There is nowhere near enough stuff in the public domain. Today, while attempting to put together a blackjack game for my computer science class, I was diverted by the completely unrelated and entirely useless task of drawing my own playing card graphics.
Correction: I only began drawing them after spending a fruitless hour searching for a set of public domain, Creative Commons, or GNU playing cards that someone else already created. All I found were a bunch of cards in .svg (Scalable Vector Graphics) format, which is a cool idea, but I don’t know how to use it in Java. And .svg is very poorly supported by current operating systems that aren’t Linux. Bummer, that.

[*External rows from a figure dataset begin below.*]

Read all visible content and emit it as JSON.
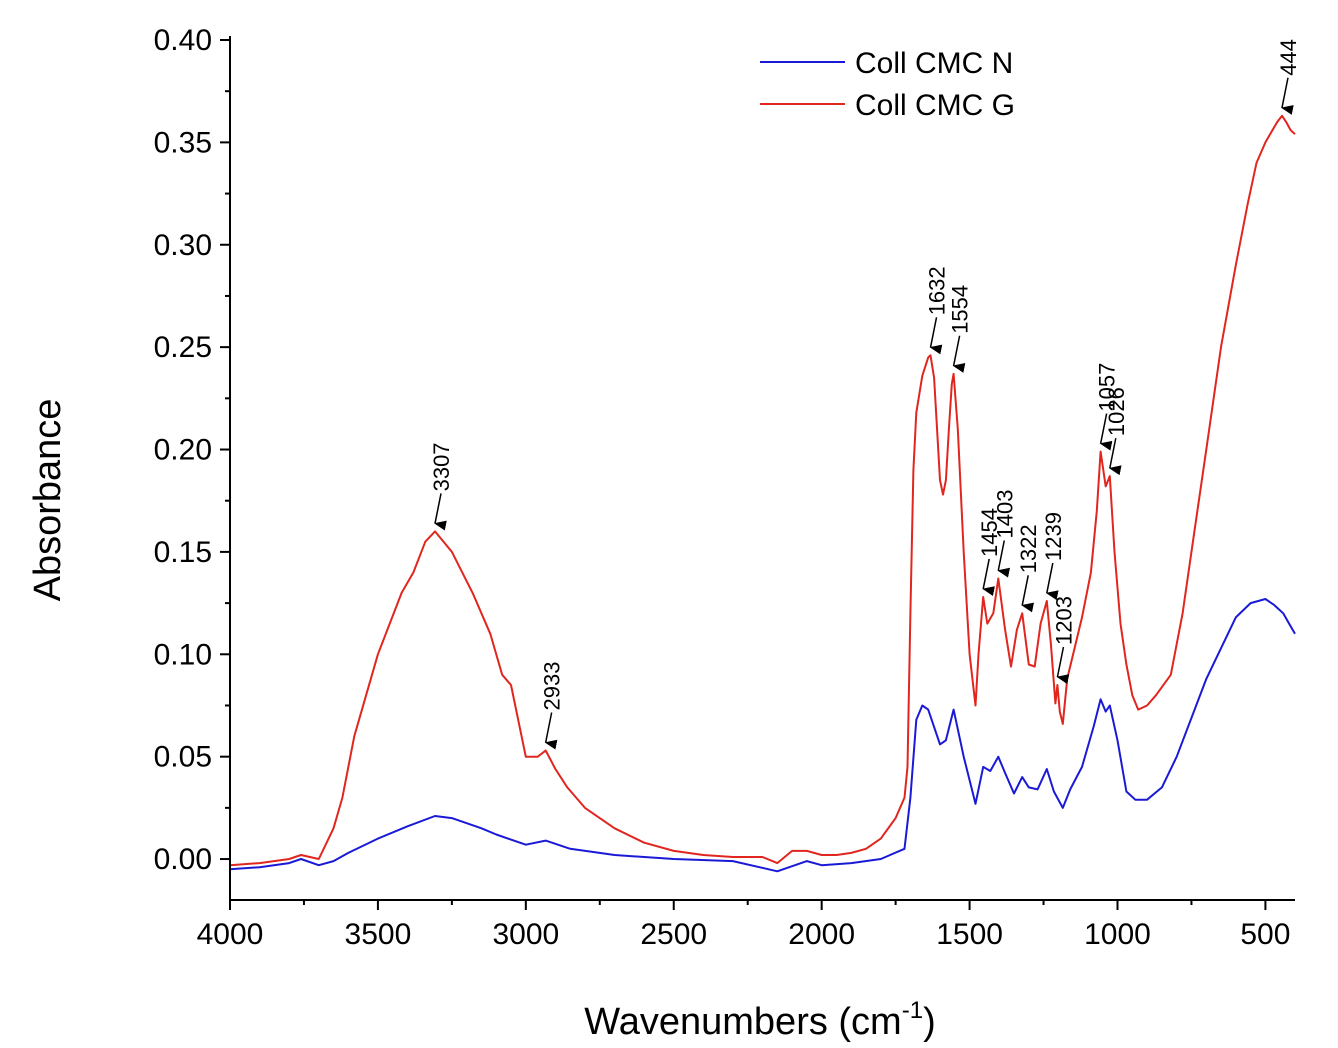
{
  "chart_data": {
    "type": "line",
    "title": "",
    "xlabel": "Wavenumbers (cm",
    "xlabel_sup": "-1",
    "xlabel_close": ")",
    "ylabel": "Absorbance",
    "xlim": [
      4000,
      400
    ],
    "ylim": [
      -0.02,
      0.4
    ],
    "x_reversed": true,
    "grid": false,
    "legend_position": "top-right",
    "x_ticks": [
      4000,
      3500,
      3000,
      2500,
      2000,
      1500,
      1000,
      500
    ],
    "x_tick_labels": [
      "4000",
      "3500",
      "3000",
      "2500",
      "2000",
      "1500",
      "1000",
      "500"
    ],
    "y_ticks": [
      0.0,
      0.05,
      0.1,
      0.15,
      0.2,
      0.25,
      0.3,
      0.35,
      0.4
    ],
    "y_tick_labels": [
      "0.00",
      "0.05",
      "0.10",
      "0.15",
      "0.20",
      "0.25",
      "0.30",
      "0.35",
      "0.40"
    ],
    "series": [
      {
        "name": "Coll CMC N",
        "color": "#1a1ad6",
        "x": [
          4000,
          3900,
          3800,
          3760,
          3700,
          3650,
          3600,
          3500,
          3400,
          3307,
          3250,
          3150,
          3100,
          3000,
          2933,
          2850,
          2700,
          2500,
          2300,
          2150,
          2050,
          2000,
          1900,
          1800,
          1720,
          1700,
          1680,
          1660,
          1640,
          1600,
          1580,
          1554,
          1520,
          1480,
          1454,
          1430,
          1403,
          1380,
          1350,
          1322,
          1300,
          1270,
          1239,
          1215,
          1185,
          1160,
          1120,
          1080,
          1057,
          1040,
          1026,
          1000,
          970,
          940,
          900,
          850,
          800,
          700,
          600,
          550,
          500,
          470,
          440,
          420,
          400
        ],
        "y": [
          -0.005,
          -0.004,
          -0.002,
          0.0,
          -0.003,
          -0.001,
          0.003,
          0.01,
          0.016,
          0.021,
          0.02,
          0.015,
          0.012,
          0.007,
          0.009,
          0.005,
          0.002,
          0.0,
          -0.001,
          -0.006,
          -0.001,
          -0.003,
          -0.002,
          0.0,
          0.005,
          0.03,
          0.068,
          0.075,
          0.073,
          0.056,
          0.058,
          0.073,
          0.05,
          0.027,
          0.045,
          0.043,
          0.05,
          0.042,
          0.032,
          0.04,
          0.035,
          0.034,
          0.044,
          0.033,
          0.025,
          0.034,
          0.045,
          0.065,
          0.078,
          0.072,
          0.075,
          0.058,
          0.033,
          0.029,
          0.029,
          0.035,
          0.05,
          0.088,
          0.118,
          0.125,
          0.127,
          0.124,
          0.12,
          0.115,
          0.11
        ]
      },
      {
        "name": "Coll CMC G",
        "color": "#e0261e",
        "x": [
          4000,
          3900,
          3800,
          3760,
          3700,
          3650,
          3620,
          3580,
          3500,
          3420,
          3380,
          3340,
          3307,
          3250,
          3180,
          3120,
          3080,
          3050,
          3000,
          2960,
          2933,
          2900,
          2860,
          2800,
          2700,
          2600,
          2500,
          2400,
          2300,
          2200,
          2150,
          2100,
          2050,
          2000,
          1950,
          1900,
          1850,
          1800,
          1750,
          1720,
          1710,
          1700,
          1690,
          1680,
          1660,
          1640,
          1632,
          1620,
          1600,
          1590,
          1580,
          1570,
          1560,
          1554,
          1540,
          1520,
          1500,
          1480,
          1470,
          1454,
          1440,
          1420,
          1403,
          1380,
          1360,
          1340,
          1322,
          1300,
          1280,
          1260,
          1239,
          1225,
          1210,
          1203,
          1195,
          1185,
          1170,
          1150,
          1120,
          1090,
          1070,
          1057,
          1040,
          1026,
          1010,
          990,
          970,
          950,
          930,
          900,
          870,
          820,
          780,
          740,
          700,
          650,
          600,
          560,
          530,
          500,
          480,
          460,
          444,
          430,
          415,
          400
        ],
        "y": [
          -0.003,
          -0.002,
          0.0,
          0.002,
          0.0,
          0.015,
          0.03,
          0.06,
          0.1,
          0.13,
          0.14,
          0.155,
          0.16,
          0.15,
          0.13,
          0.11,
          0.09,
          0.085,
          0.05,
          0.05,
          0.053,
          0.044,
          0.035,
          0.025,
          0.015,
          0.008,
          0.004,
          0.002,
          0.001,
          0.001,
          -0.002,
          0.004,
          0.004,
          0.002,
          0.002,
          0.003,
          0.005,
          0.01,
          0.02,
          0.03,
          0.045,
          0.12,
          0.19,
          0.218,
          0.236,
          0.245,
          0.246,
          0.235,
          0.185,
          0.178,
          0.185,
          0.21,
          0.232,
          0.237,
          0.21,
          0.15,
          0.1,
          0.075,
          0.1,
          0.128,
          0.115,
          0.12,
          0.137,
          0.112,
          0.094,
          0.112,
          0.12,
          0.095,
          0.094,
          0.115,
          0.126,
          0.105,
          0.076,
          0.085,
          0.072,
          0.066,
          0.088,
          0.1,
          0.118,
          0.14,
          0.17,
          0.199,
          0.182,
          0.187,
          0.15,
          0.115,
          0.095,
          0.08,
          0.073,
          0.075,
          0.08,
          0.09,
          0.12,
          0.16,
          0.2,
          0.25,
          0.29,
          0.32,
          0.34,
          0.35,
          0.355,
          0.36,
          0.363,
          0.36,
          0.356,
          0.354
        ]
      }
    ],
    "peak_annotations": [
      {
        "label": "3307",
        "x": 3307,
        "y": 0.16
      },
      {
        "label": "2933",
        "x": 2933,
        "y": 0.053
      },
      {
        "label": "1632",
        "x": 1632,
        "y": 0.246
      },
      {
        "label": "1554",
        "x": 1554,
        "y": 0.237
      },
      {
        "label": "1454",
        "x": 1454,
        "y": 0.128
      },
      {
        "label": "1403",
        "x": 1403,
        "y": 0.137
      },
      {
        "label": "1322",
        "x": 1322,
        "y": 0.12
      },
      {
        "label": "1239",
        "x": 1239,
        "y": 0.126
      },
      {
        "label": "1203",
        "x": 1203,
        "y": 0.085
      },
      {
        "label": "1057",
        "x": 1057,
        "y": 0.199
      },
      {
        "label": "1026",
        "x": 1026,
        "y": 0.187
      },
      {
        "label": "444",
        "x": 444,
        "y": 0.363
      }
    ]
  }
}
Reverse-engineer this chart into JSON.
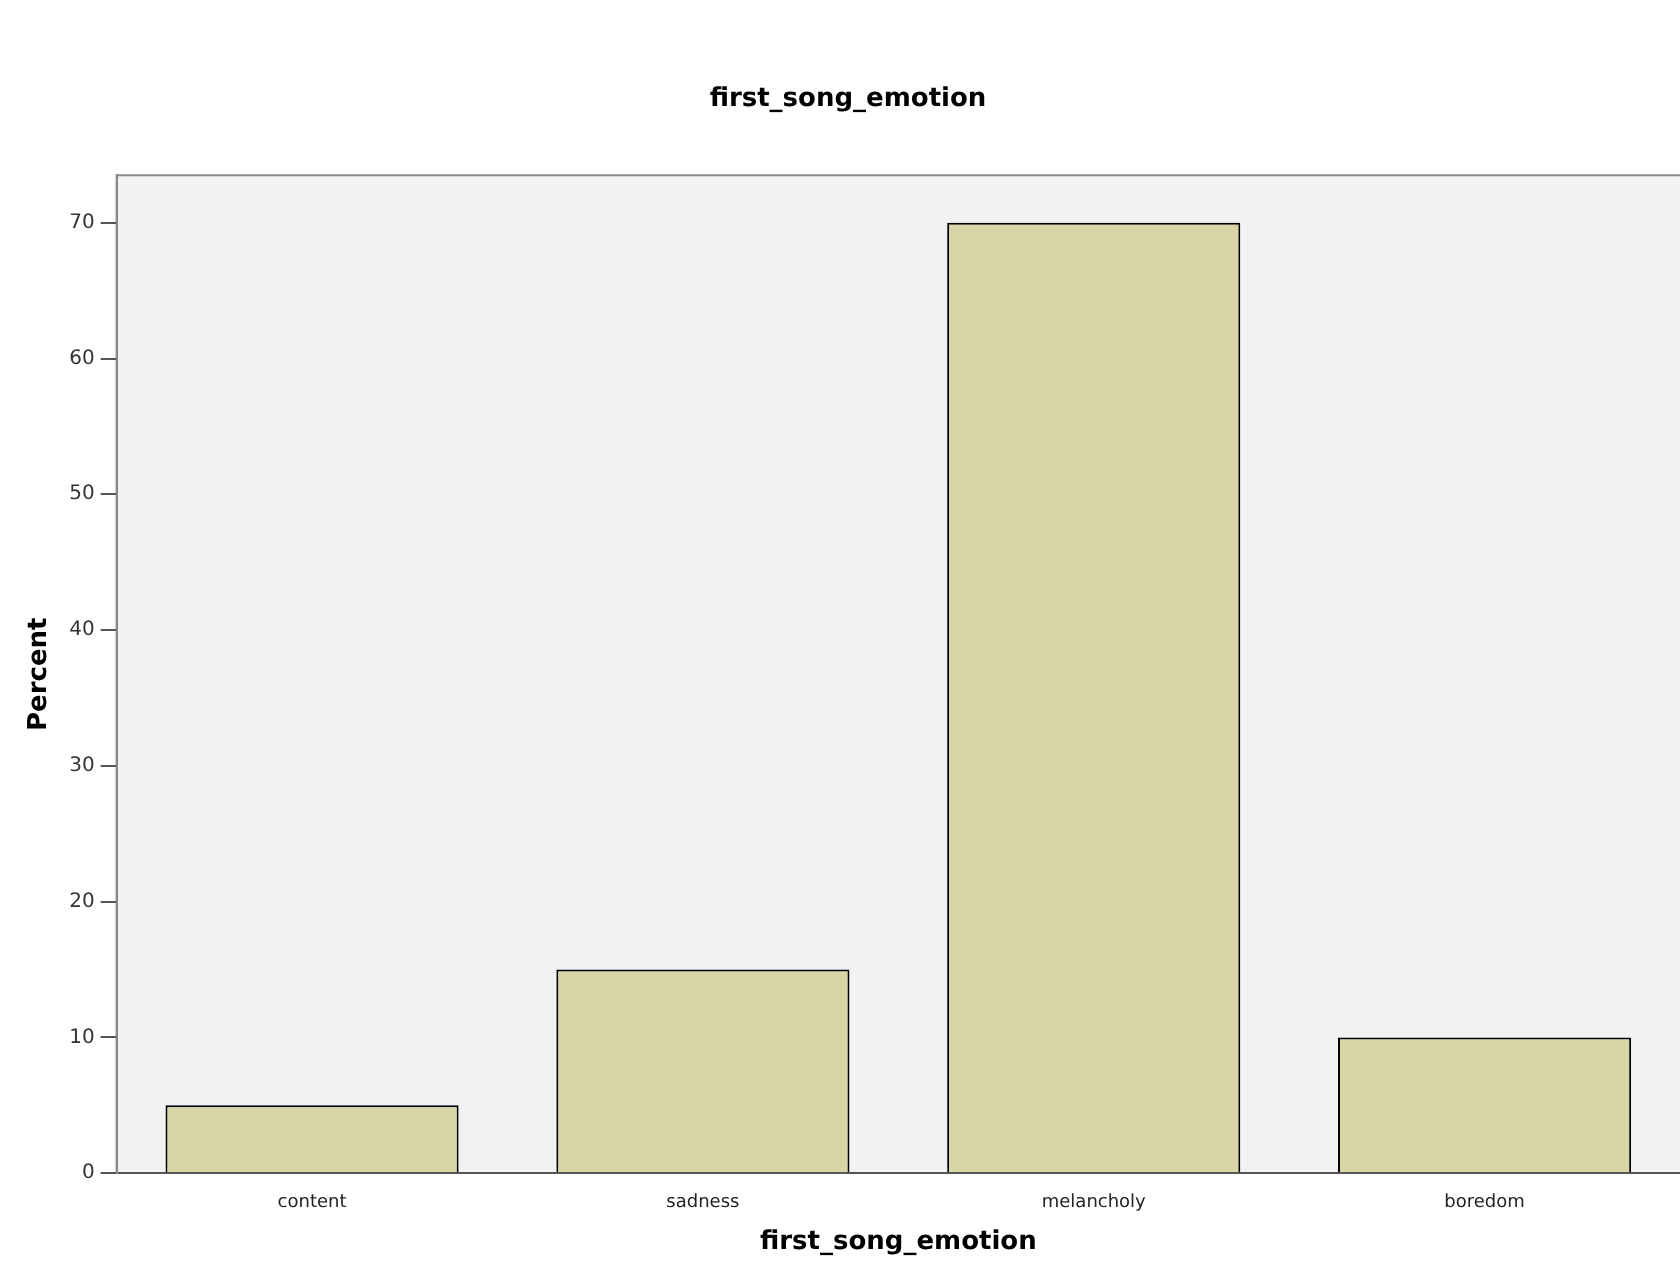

Anyway, I have decided to make my own contribution to the pool of things people can use without special permission or paying other people. Maybe, at some point, I’ll make the entire contents of this web site that, but I definitely have not decided to do that yet… We’ll see. Anyway, here is a .zip file, containing 53 GIF playing card images. (the extra one is a card back. At some point, I’ll add a joker to the mix, but I didn’t need jokers for the program I was creating.) Click the ace of clubs below to download the .zip.

This work is licensed under a Creative Commons Attribution 3.0 License.

When I tried to save those SVG playing card images from Wikipedia (which is where I assumed you went), Firefox automatically gave them a PNG extension.
Does Safari save the SVG directly?
Also, GIMP has an SVG filter.
No, I didn’t notice that wikipedia appended a .png to the end of the .svg. Weird.